There are a number of data files involved in this challenge. Each type of file is available for each language.
First and foremost, there is a list of word forms. The words have been extracted from a text corpus, and each word in the list is preceded by its frequency in the corpus used.
For instance, a subset of the supplied English word list looks like this:
... 1 barefoot's 2 barefooted 6699 feet 653 flies 2939 flying 1782 foot 64 footprints ...
The participants' task is to return a list containing exactly the same words as in the input, with morpheme analyses provided for each word. The list returned shall not contain the word frequency information.
A submission for the above English words may look like this:
... barefoot's BARE FOOT +GEN barefooted BARE FOOT +PAST feet FOOT +PL flies FLY_N +PL, FLY_V +3SG flying FLY_V +PCP1 foot FOOT footprints FOOT PRINT +PL ...

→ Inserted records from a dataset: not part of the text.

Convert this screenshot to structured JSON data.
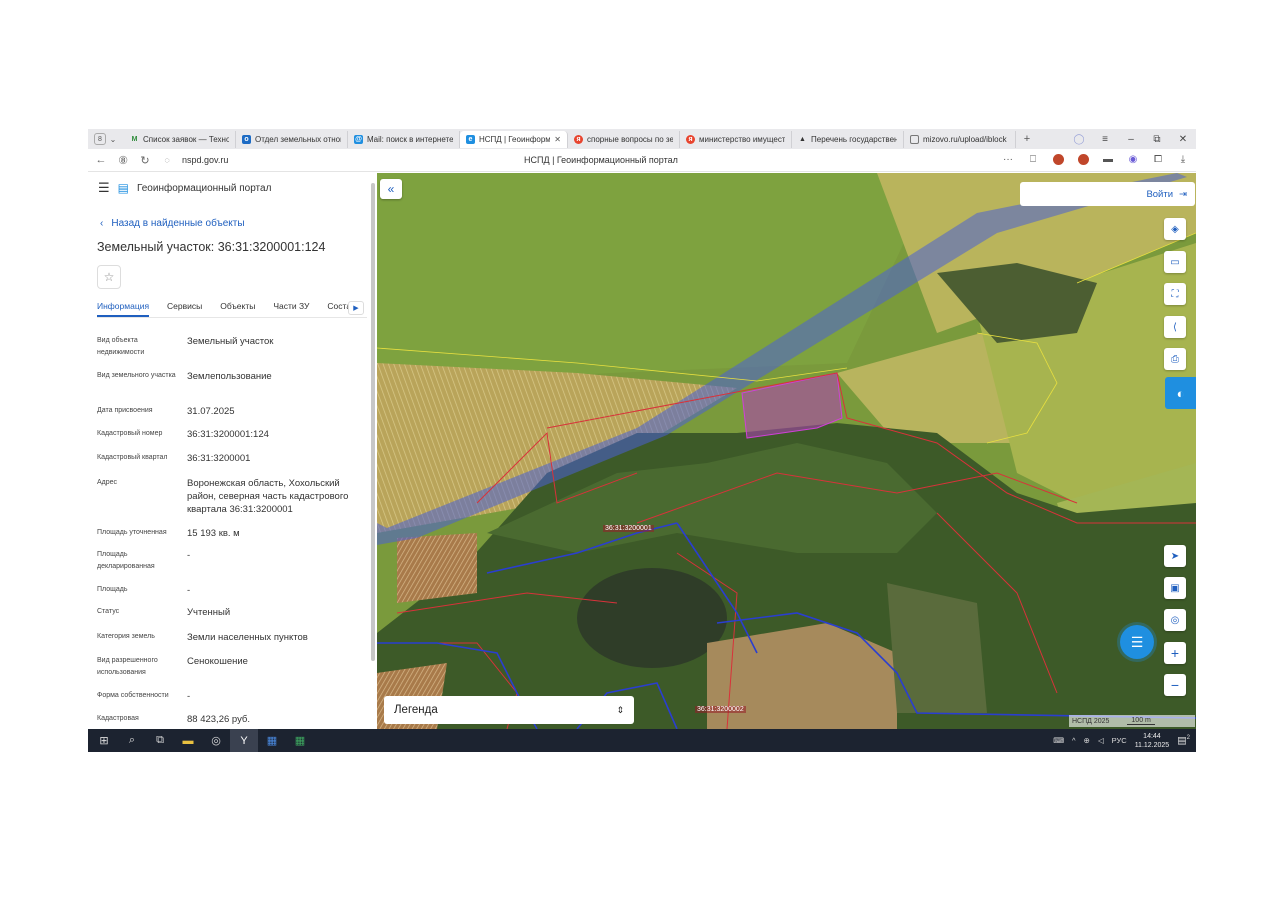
{
  "browser": {
    "tab_count_badge": "8",
    "tabs": [
      {
        "title": "Список заявок — Техно",
        "icon": "gmail-icon",
        "color": "#2e8b3a"
      },
      {
        "title": "Отдел земельных отнош",
        "icon": "outlook-icon",
        "color": "#1d6bc4"
      },
      {
        "title": "Mail: поиск в интернете",
        "icon": "mail-icon",
        "color": "#1f8fe0"
      },
      {
        "title": "НСПД | Геоинформаци",
        "icon": "nspd-icon",
        "color": "#1f8fe0",
        "active": true
      },
      {
        "title": "спорные вопросы по зе",
        "icon": "yandex-icon",
        "color": "#e8442e"
      },
      {
        "title": "министерство имущест",
        "icon": "yandex-icon",
        "color": "#e8442e"
      },
      {
        "title": "Перечень государствен",
        "icon": "doc-icon",
        "color": "#333333"
      },
      {
        "title": "mizovo.ru/upload/iblock",
        "icon": "file-icon",
        "color": "#555555"
      }
    ],
    "url": "nspd.gov.ru",
    "page_title": "НСПД | Геоинформационный портал"
  },
  "panel": {
    "app_title": "Геоинформационный портал",
    "back_link": "Назад в найденные объекты",
    "parcel_title": "Земельный участок: 36:31:3200001:124",
    "tabs": [
      "Информация",
      "Сервисы",
      "Объекты",
      "Части ЗУ",
      "Соста"
    ],
    "properties": [
      {
        "key": "Вид объекта недвижимости",
        "value": "Земельный участок"
      },
      {
        "key": "Вид земельного участка",
        "value": "Землепользование"
      },
      {
        "key": "Дата присвоения",
        "value": "31.07.2025"
      },
      {
        "key": "Кадастровый номер",
        "value": "36:31:3200001:124"
      },
      {
        "key": "Кадастровый квартал",
        "value": "36:31:3200001"
      },
      {
        "key": "Адрес",
        "value": "Воронежская область, Хохольский район, северная часть кадастрового квартала 36:31:3200001"
      },
      {
        "key": "Площадь уточненная",
        "value": "15 193 кв. м"
      },
      {
        "key": "Площадь декларированная",
        "value": "-"
      },
      {
        "key": "Площадь",
        "value": "-"
      },
      {
        "key": "Статус",
        "value": "Учтенный"
      },
      {
        "key": "Категория земель",
        "value": "Земли населенных пунктов"
      },
      {
        "key": "Вид разрешенного использования",
        "value": "Сенокошение"
      },
      {
        "key": "Форма собственности",
        "value": "-"
      },
      {
        "key": "Кадастровая",
        "value": "88 423,26 руб."
      }
    ]
  },
  "map": {
    "login_label": "Войти",
    "legend_label": "Легенда",
    "labels": [
      "36:31:3200001",
      "36:31:3200002"
    ],
    "attribution": "НСПД 2025",
    "scale": "100 m"
  },
  "taskbar": {
    "lang": "РУС",
    "time": "14:44",
    "date": "11.12.2025",
    "notifications": "2"
  }
}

There are a number of things to note about the result file: Each line of the file contains a word (e.g., "feet") separated from its analysis (e.g., "FOOT +PL") by one TAB character. The word needs to look exactly as it does in the input; no capitalization or change of character encoding is allowed. The analysis contains morpheme labels separated using space. The order in which the labels appear does not matter; e.g., "FOOT +PL" is equivalent to "+PL FOOT". The labels are arbitrary: e.g., instead of using "FOOT" you might use "morpheme784" and instead of "+PL" you might use "morpheme2". However, we strongly recommend you to use intuitive labels, when possible, since they make it easier for anyone to get an idea of the quality of the result by looking at it.

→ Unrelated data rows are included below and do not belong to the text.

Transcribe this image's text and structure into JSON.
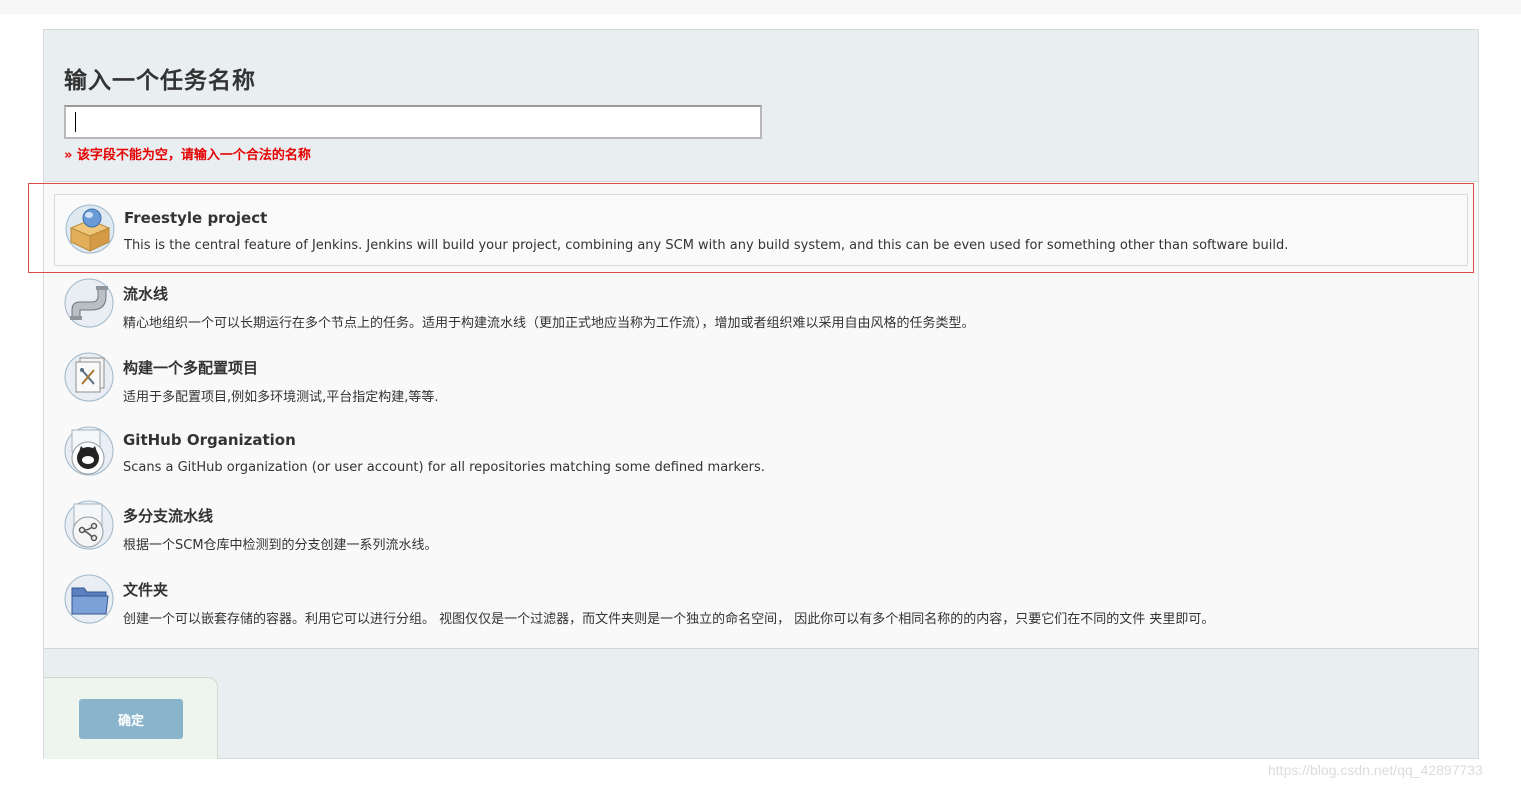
{
  "header": {
    "title": "输入一个任务名称",
    "input_value": "",
    "error": "» 该字段不能为空，请输入一个合法的名称"
  },
  "items": [
    {
      "title": "Freestyle project",
      "desc": "This is the central feature of Jenkins. Jenkins will build your project, combining any SCM with any build system, and this can be even used for something other than software build.",
      "icon": "freestyle-box-icon",
      "selected": true
    },
    {
      "title": "流水线",
      "desc": "精心地组织一个可以长期运行在多个节点上的任务。适用于构建流水线（更加正式地应当称为工作流），增加或者组织难以采用自由风格的任务类型。",
      "icon": "pipeline-icon"
    },
    {
      "title": "构建一个多配置项目",
      "desc": "适用于多配置项目,例如多环境测试,平台指定构建,等等.",
      "icon": "multi-config-icon"
    },
    {
      "title": "GitHub Organization",
      "desc": "Scans a GitHub organization (or user account) for all repositories matching some defined markers.",
      "icon": "github-icon"
    },
    {
      "title": "多分支流水线",
      "desc": "根据一个SCM仓库中检测到的分支创建一系列流水线。",
      "icon": "multibranch-icon"
    },
    {
      "title": "文件夹",
      "desc": "创建一个可以嵌套存储的容器。利用它可以进行分组。 视图仅仅是一个过滤器，而文件夹则是一个独立的命名空间， 因此你可以有多个相同名称的的内容，只要它们在不同的文件 夹里即可。",
      "icon": "folder-icon"
    }
  ],
  "footer": {
    "ok_label": "确定"
  },
  "watermark": "https://blog.csdn.net/qq_42897733",
  "colors": {
    "error": "#e60000",
    "button": "#8ab3cc",
    "header_bg": "#e9eef1"
  }
}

If a word has several interpretations, all interpretations should be supplied: e.g., the word "flies" may be the plural form of the noun "fly" (insect) or the third person singular present tense form of the verb "to fly". The alternative analyses must be separated using a comma, as in: "FLY_N +PL, FLY_V +3SG". The existence of alternative analyses makes the task challenging, and we leave it to the participants to decide how much effort they will put into this aspect of the task. In English, for instance, in order to get a perfect score, it would be necessary to distinguish the different functions of the ending "-s" (plural or person ending) as well as the different parts-of-speech of the stem "ly" (noun or verb). As the results will be evaluated against reference analyses (our so-called gold standard), it is worth reading about the guiding principles used when constructing the gold standard.

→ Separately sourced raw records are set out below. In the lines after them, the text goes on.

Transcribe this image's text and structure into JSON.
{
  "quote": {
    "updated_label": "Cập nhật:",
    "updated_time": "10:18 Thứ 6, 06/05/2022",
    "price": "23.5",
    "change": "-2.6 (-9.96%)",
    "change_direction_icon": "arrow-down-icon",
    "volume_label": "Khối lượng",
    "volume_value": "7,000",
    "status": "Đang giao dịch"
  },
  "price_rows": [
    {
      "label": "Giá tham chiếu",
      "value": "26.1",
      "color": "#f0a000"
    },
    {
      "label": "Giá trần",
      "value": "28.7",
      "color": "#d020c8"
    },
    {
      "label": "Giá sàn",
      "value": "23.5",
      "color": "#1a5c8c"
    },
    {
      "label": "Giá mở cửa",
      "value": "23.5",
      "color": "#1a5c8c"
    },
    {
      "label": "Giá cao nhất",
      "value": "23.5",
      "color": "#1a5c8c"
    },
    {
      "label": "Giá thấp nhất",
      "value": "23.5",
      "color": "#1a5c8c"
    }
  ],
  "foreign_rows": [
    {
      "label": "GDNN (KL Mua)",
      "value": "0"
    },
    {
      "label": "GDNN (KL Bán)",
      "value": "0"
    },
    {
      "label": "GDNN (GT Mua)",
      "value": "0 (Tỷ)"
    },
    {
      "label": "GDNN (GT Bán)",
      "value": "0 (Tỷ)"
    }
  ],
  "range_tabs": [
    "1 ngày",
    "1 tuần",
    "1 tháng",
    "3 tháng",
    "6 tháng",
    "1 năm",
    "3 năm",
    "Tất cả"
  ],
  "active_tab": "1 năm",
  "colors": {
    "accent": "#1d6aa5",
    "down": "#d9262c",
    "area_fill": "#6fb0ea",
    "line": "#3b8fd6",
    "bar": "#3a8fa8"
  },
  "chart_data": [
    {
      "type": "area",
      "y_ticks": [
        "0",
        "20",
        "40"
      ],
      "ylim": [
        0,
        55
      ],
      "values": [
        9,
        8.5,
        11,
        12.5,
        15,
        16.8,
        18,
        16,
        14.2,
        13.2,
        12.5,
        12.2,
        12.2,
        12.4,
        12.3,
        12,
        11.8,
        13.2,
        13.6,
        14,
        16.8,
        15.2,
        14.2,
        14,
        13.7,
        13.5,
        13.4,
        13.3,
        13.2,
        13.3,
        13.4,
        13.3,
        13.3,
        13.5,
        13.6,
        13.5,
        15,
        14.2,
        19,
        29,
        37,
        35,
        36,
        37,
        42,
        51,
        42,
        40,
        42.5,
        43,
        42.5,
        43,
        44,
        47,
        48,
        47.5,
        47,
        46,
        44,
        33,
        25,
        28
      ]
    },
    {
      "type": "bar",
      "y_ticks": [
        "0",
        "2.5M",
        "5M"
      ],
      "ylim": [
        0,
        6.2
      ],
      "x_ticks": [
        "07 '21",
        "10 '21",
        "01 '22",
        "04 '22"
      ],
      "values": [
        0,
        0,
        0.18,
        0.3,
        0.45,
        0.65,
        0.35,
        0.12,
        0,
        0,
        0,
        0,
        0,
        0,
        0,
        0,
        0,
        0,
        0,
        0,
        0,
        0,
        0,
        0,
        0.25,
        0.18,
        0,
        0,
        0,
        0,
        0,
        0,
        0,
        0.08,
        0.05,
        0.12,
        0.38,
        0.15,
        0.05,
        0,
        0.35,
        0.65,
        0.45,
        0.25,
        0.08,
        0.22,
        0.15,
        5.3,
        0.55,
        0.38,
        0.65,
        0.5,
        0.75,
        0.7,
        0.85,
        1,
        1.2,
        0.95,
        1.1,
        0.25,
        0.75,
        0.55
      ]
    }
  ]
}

As far as we understand, you can use any characters in your morpheme labels except whitespace and comma (,). However, we cannot guarantee that the evaluation scripts will work properly, if your labels contain some "strange" characters.
The word list (input data) has been constructed by collecting word
forms occurring in text corpora. The text corpora have been obtained
by combining collections from
collection at the University of Leipzig
(Germany), CLEF, and
Europarl corpus. The
corpus sizes are 18.8 million sentences for English, 6.6 million for
Finnish, 9.7 million for German, and 1 million for Turkish. The
corpora have been preprocessed for the Morpho Challenge (tokenized,
lower-cased, some conversion of character encodings).
If the participants like to do so, they can use the corpora in order to get information about the context in which the different words occur.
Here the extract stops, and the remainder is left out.